No interruption in value creation for our shareholders
Indicators for Return on both Investment and Equity – with ROI and ROE respectively at 8.6% and 10.2% – were at a similar level to the previous year. We have therefore maintained returns well above the weighted average cost of capital, ensuring continuity in the value creation path.
“Cash is king”: never before has cash flow been such a crucial indicator of the Group’s health
Again in 2020, Hera confirmed its nature of strong cash generator. In a year marked by the pandemic, we succeeded in generating a Free Cash Flow of 343 million euro, after fully funding a capex in line with the previous year. We used this cash generation to create value for shareholders: after the payment of the 2019 dividend of 10 euro cents per share, we have funded 68 million euro of external growth operations and a buyback of 45 million euro that allows us to counter-dilute shareholders in future M&A deals, thereby strengthening the earnings per share profile that we had included in the Business Plan’s targets. The excess cash of 47 million euro, which exceeds the amount forecast in the Business Plan, translated into a Net Financial Debt reduction of the same amount.
We mean to direct these extra-resources towards a more generous remuneration of equity
In light of such performance, the Board of Directors has proposed the Shareholders’ Meeting to approve the distribution of a 2020 dividend per share of 11 euro cents, up by 10% compared to the last dividend paid (in 2020, equal to 10 euro cents). The proposed dividend will be the new basis for the policy of steadily increasing dividends already launched in the Plan, which will bring the 2024 dividend to 13 cents per share. The higher cumulative disbursement for dividend payments until 2024 resulting from the new dividend proposal is fully covered by the reduction in Net Debt already achieved in 2020.

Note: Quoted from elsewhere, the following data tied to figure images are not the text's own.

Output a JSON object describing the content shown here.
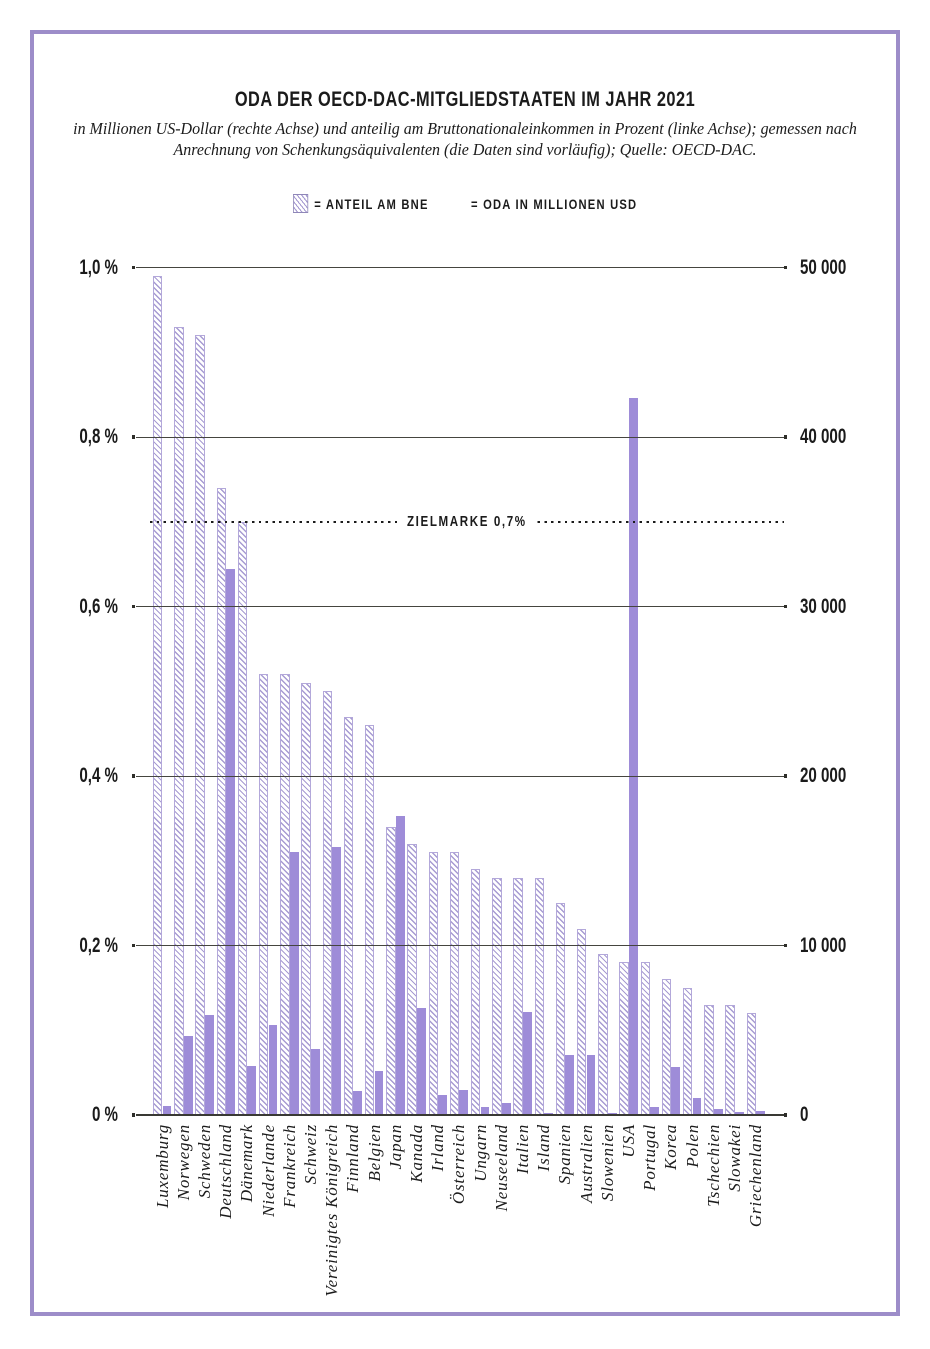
{
  "title": "ODA DER OECD-DAC-MITGLIEDSTAATEN IM JAHR 2021",
  "subtitle_line1": "in Millionen US-Dollar (rechte Achse) und anteilig am Bruttonationaleinkommen in Prozent (linke Achse); gemessen nach",
  "subtitle_line2": "Anrechnung von Schenkungsäquivalenten (die Daten sind vorläufig); Quelle: OECD-DAC.",
  "legend": {
    "share_label": "= ANTEIL AM BNE",
    "oda_label": "= ODA IN MILLIONEN USD"
  },
  "chart_data": {
    "type": "bar",
    "title": "ODA der OECD-DAC-Mitgliedstaaten im Jahr 2021",
    "categories": [
      "Luxemburg",
      "Norwegen",
      "Schweden",
      "Deutschland",
      "Dänemark",
      "Niederlande",
      "Frankreich",
      "Schweiz",
      "Vereinigtes Königreich",
      "Finnland",
      "Belgien",
      "Japan",
      "Kanada",
      "Irland",
      "Österreich",
      "Ungarn",
      "Neuseeland",
      "Italien",
      "Island",
      "Spanien",
      "Australien",
      "Slowenien",
      "USA",
      "Portugal",
      "Korea",
      "Polen",
      "Tschechien",
      "Slowakei",
      "Griechenland"
    ],
    "series": [
      {
        "name": "Anteil am BNE",
        "axis": "left",
        "unit": "% des BNE",
        "style": "hatched",
        "values": [
          0.99,
          0.93,
          0.92,
          0.74,
          0.7,
          0.52,
          0.52,
          0.51,
          0.5,
          0.47,
          0.46,
          0.34,
          0.32,
          0.31,
          0.31,
          0.29,
          0.28,
          0.28,
          0.28,
          0.25,
          0.22,
          0.19,
          0.18,
          0.18,
          0.16,
          0.15,
          0.13,
          0.13,
          0.12
        ]
      },
      {
        "name": "ODA in Millionen USD",
        "axis": "right",
        "unit": "Mio. USD",
        "style": "solid",
        "values": [
          539,
          4673,
          5927,
          32232,
          2874,
          5288,
          15506,
          3911,
          15814,
          1431,
          2570,
          17634,
          6303,
          1169,
          1461,
          452,
          681,
          6085,
          68,
          3544,
          3546,
          114,
          42311,
          450,
          2855,
          976,
          362,
          151,
          264
        ]
      }
    ],
    "left_axis": {
      "ticks": [
        "1,0 %",
        "0,8 %",
        "0,6 %",
        "0,4 %",
        "0,2 %",
        "0 %"
      ],
      "range": [
        0,
        1.0
      ]
    },
    "right_axis": {
      "ticks": [
        "50 000",
        "40 000",
        "30 000",
        "20 000",
        "10 000",
        "0"
      ],
      "range": [
        0,
        50000
      ]
    },
    "target_line": {
      "value": 0.7,
      "axis": "left",
      "label": "ZIELMARKE 0,7%"
    },
    "grid": true,
    "legend_position": "top",
    "colors": {
      "solid_bar": "#9e8cd8",
      "hatch_line": "#a79bd2",
      "hatch_border": "#b3a8da",
      "gridline": "#45453f",
      "text": "#1b1b1b",
      "frame": "#9d8dc9"
    }
  }
}
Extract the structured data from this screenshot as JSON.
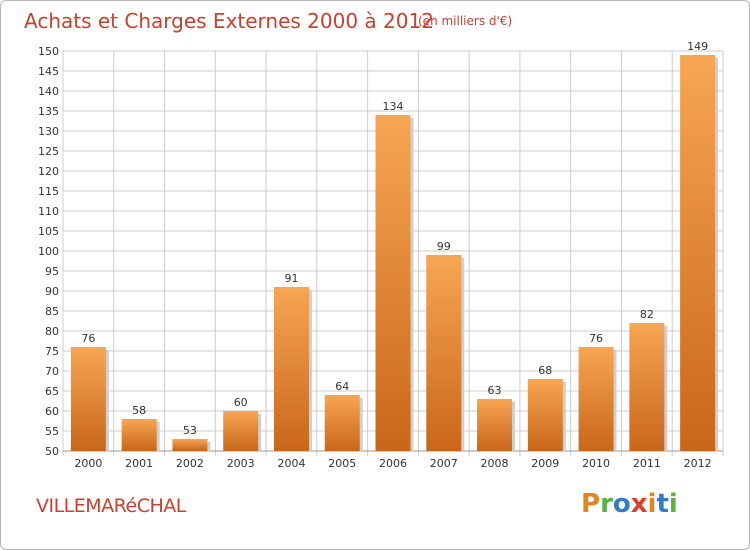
{
  "header": {
    "title": "Achats et Charges Externes 2000 à 2012",
    "unit": "(en milliers d'€)"
  },
  "footer": {
    "commune": "VILLEMARéCHAL",
    "logo_letters": [
      "P",
      "r",
      "o",
      "x",
      "i",
      "t",
      "i"
    ],
    "logo_colors": [
      "#e2841f",
      "#5ab43c",
      "#2e7fc7",
      "#e23b2a",
      "#e2841f",
      "#2e7fc7",
      "#5ab43c"
    ]
  },
  "colors": {
    "bar_light": "#f7a653",
    "bar_dark": "#c9661a",
    "grid": "#cccccc",
    "title": "#c8412f",
    "axis_text": "#333333"
  },
  "chart_data": {
    "type": "bar",
    "title": "Achats et Charges Externes 2000 à 2012",
    "subtitle": "(en milliers d'€)",
    "categories": [
      "2000",
      "2001",
      "2002",
      "2003",
      "2004",
      "2005",
      "2006",
      "2007",
      "2008",
      "2009",
      "2010",
      "2011",
      "2012"
    ],
    "values": [
      76,
      58,
      53,
      60,
      91,
      64,
      134,
      99,
      63,
      68,
      76,
      82,
      149
    ],
    "ylim": [
      50,
      150
    ],
    "ytick_step": 5,
    "grid": true
  }
}
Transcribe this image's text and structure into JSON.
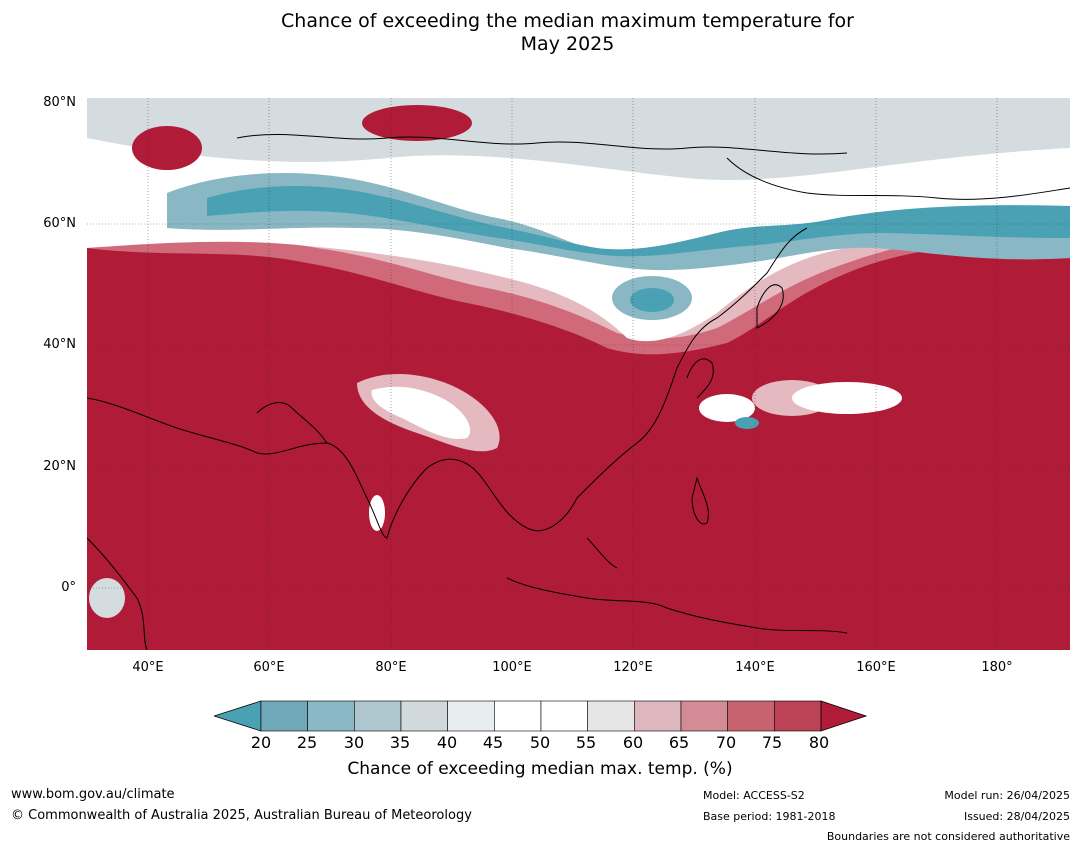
{
  "title": {
    "line1": "Chance of exceeding the median maximum temperature for",
    "line2": "May 2025"
  },
  "map": {
    "lat_labels": [
      "80°N",
      "60°N",
      "40°N",
      "20°N",
      "0°"
    ],
    "lon_labels": [
      "40°E",
      "60°E",
      "80°E",
      "100°E",
      "120°E",
      "140°E",
      "160°E",
      "180°"
    ],
    "colors": {
      "ocean_hot": "#b01c38",
      "warm": "#d06a7a",
      "light_warm": "#e5b9c0",
      "neutral": "#ffffff",
      "light_cool": "#d4dcdf",
      "cool": "#8ab7c4",
      "cold": "#4aa1b3"
    }
  },
  "colorbar": {
    "tick_labels": [
      "20",
      "25",
      "30",
      "35",
      "40",
      "45",
      "50",
      "55",
      "60",
      "65",
      "70",
      "75",
      "80"
    ],
    "bin_colors": [
      "#6fa8b8",
      "#8ab7c4",
      "#aec6ce",
      "#d1d9dc",
      "#e8eef0",
      "#ffffff",
      "#ffffff",
      "#e6e6e6",
      "#ddb7bd",
      "#d38b95",
      "#c6636f",
      "#bb4355"
    ],
    "low_color": "#4aa1b3",
    "high_color": "#b01c38",
    "label": "Chance of exceeding median max. temp. (%)"
  },
  "footer": {
    "website": "www.bom.gov.au/climate",
    "copyright": "© Commonwealth of Australia 2025, Australian Bureau of Meteorology",
    "model": "Model: ACCESS-S2",
    "base_period": "Base period: 1981-2018",
    "model_run": "Model run: 26/04/2025",
    "issued": "Issued: 28/04/2025",
    "disclaimer": "Boundaries are not considered authoritative"
  }
}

We are now even more aware that the targets of the Plan to 2024 are achievable
The 2020 results have allowed us to maintain the sustained pace indicated in the Business Plan, despite the complex operating scenario; this fact, together with the significant recovery in demand from industrial customers in the latest few weeks of the year, allows us to look to the future with greater positivity, considering Hera’s strengths that emerged clearly also in recent months. On one hand, we have demonstrated our ability to provide effective responses to the challenges imposed by the pandemic; on the other hand, we have verified the prompt responsiveness of Revenues to the return to more physiological operating conditions. We are therefore confident that, with the rollout of the vaccination plan and the gradual removal of anti-Covid restrictions, Hera will be able to achieve the solid growth indicated in the Plan to 2024.